Despite all of the many stories where he is portrayed as the rough tough hard lawman, the person I would most like to have met is Wyatt Earp. What was he really like? What made him tick? Was he just a killer with a badge, or was there more to him than that?

I remember seeing a brief grainy movie clip of him years ago; shot in the eighteen nineties where he was refereeing a boxing match between Bob Fitzsimmons and Tom Sharkey, hardly the image Hollywood likes to present.

Wyatt Earp

Born on March 19th 1848, Wyatt Berry Stapp Earp was an inveterate gambler and investor, who became famous, or infamous, as a law enforcement officer. During his life he had taken jobs as various as a farmer, teamster, miner, saloon-keeper and bouncer. Earp often found himself on both sides of the law.

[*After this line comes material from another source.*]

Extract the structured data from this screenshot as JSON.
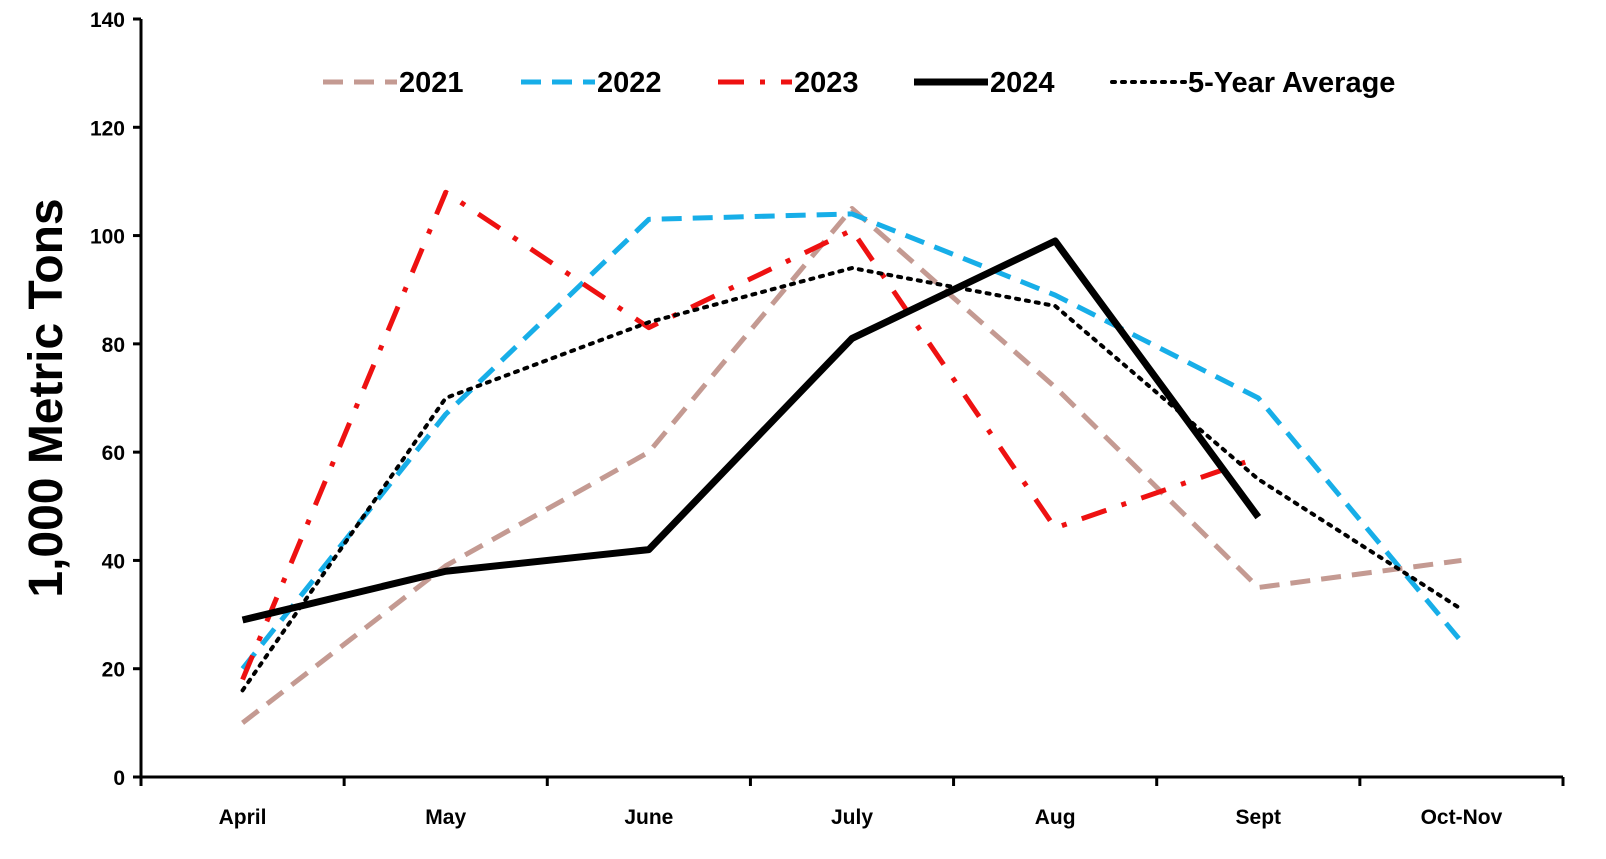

We have all heard the story of the gunfight at the OK Corral in 1881, but that was just one extremely brief moment in Earp’s long life.

As a child of thirteen, young Wyatt tried on numerous occasions to join his older brothers, Newton, James and Virgil when they took up arms in the Union Army during the American Civil War. But each time, his father found him and brought him back home.

After the war ended, young Wyatt worked, firstly alongside his brother Virgil on a stage coach, before becoming a teamster transporting supplies for the Union Pacific Railroad.

Earp was a product of the times he lived through. America was still evolving through its gradual taming of the continent from the Eastern Seaboard, west to the Pacific coast, where Earp eventually settled in San Francisco in 1882.

In 1885 he moved once again to San Diego where he speculated in a real estate boom and invested in race horses, in between judging prize fights.

With his wife Josephine, he returned to San Francisco in the 1890’s. He took part in the Alaska Gold Rush in the autumn of 1897, where he met the authors Jack London and Rex Beach, along with Jack Dempsey’s future promoter Tex Rickard.

In 1910, aged 62, Earp once again worked for law enforcement by taking a job offer from the Los Angeles police department, retrieving criminals from Mexico.

In the days of silent movies Earp became an unpaid consultant for several cowboy movies. On the set of one particular movie Earp was served coffee by a young Marion Morrison, later to take the name John Wayne. Wayne once said that he based most of his western characters from his discussions with Earp. The multi award winning film director John Ford worked as an assistant on the sets where Earp went to meet with friends.

The movie image we all have of him firmly fixes him in the nineteenth century, when in fact he lived until the late nineteen twenties.

On January 13th 1929, Wyatt eventually died aged 80.

Give me the man over the Hollywood myth any day.